Writing Without Spruce Trees was inspired by a project for a college English course. It gained its name from the idea that the writing that will be posted here will be just that, here and not being printed; it won’t take paper. No paper, no spruce trees, hence the blog title 🙂 This is what you get when you give a naturalist a blog…

This blog may seem all over the place sometimes. It is a place for me to put my thoughts into words and look at them in a physical medium, so it will not be bound to one topic all the time. Expect writing that would not be out of place in a “diary” blog–recounts of trips I’ve taken and experiences I’ve had–alongside more essay-oriented posts forwarding conversations or ideas that I have had. The common tenor that I expect to run through this blog is that everything, or most everything, that I post here will relate to the natural world. As a birder, a novice Ode and Lepidoptera enthusiast, a former Zoo volunteer, and a conservationist, my thought trail always seems to lead back to animal life and biology in some way.

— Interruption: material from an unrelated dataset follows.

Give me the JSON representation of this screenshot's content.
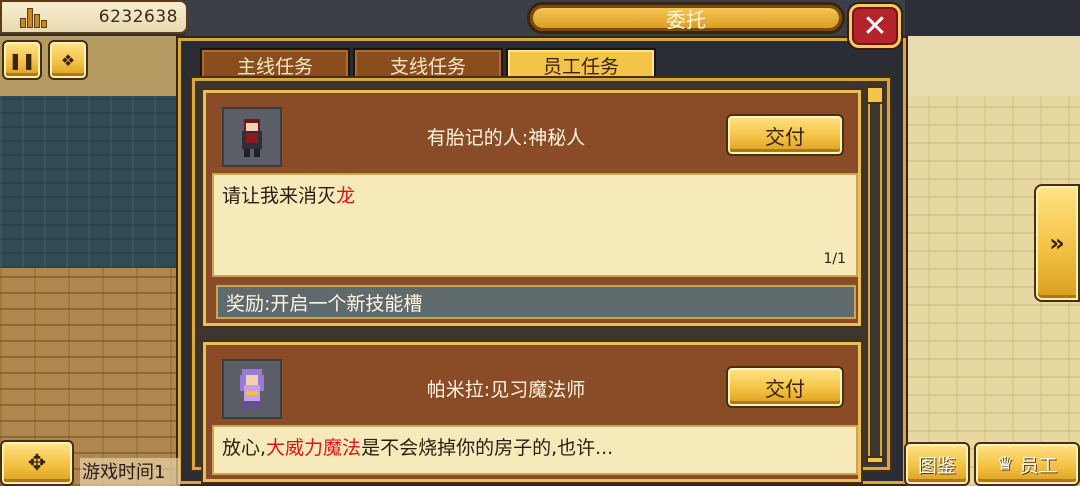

Mike Hudson, is me–the author of the vast majority of what will appear on this blog. I am a college student at Washington College, in Chestertown, on Maryland’s upper Eastern Shore. I first became interested in birds and the natural world when my grandfather taught me how to draw the birds that frequented his feeders, yard, and the parks near his house. Since those early days of exposure to our wild neighbors, my interests have expanded to include many aspects of the conservation, science, and enjoyment of the natural world. I have been involved in the conservation of shorebirds–namely the Red Knot, rufa subspecies, for about eight years. I band shorebirds in New Jersey with the New Jersey Shorebird project almost every May, was one of  several guest speakers at the Celebrate the Delaware Bay conference hosted by the Western Hemisphere Shorebird Reserve Network, and was featured in the book “Moonbird: A Year on the Wind with the Great Survivor B95”, by award winning author, Phil Hoose. I have also interned with the American Birding Association, working at their Camp Delaware young birders’ camp and I spoke at the first Mid-Atlantic Young Birders’ Conference they hosted in 2012. I have volunteered at the Chester River Field Research Station for three years now, learning about the bird banding process there.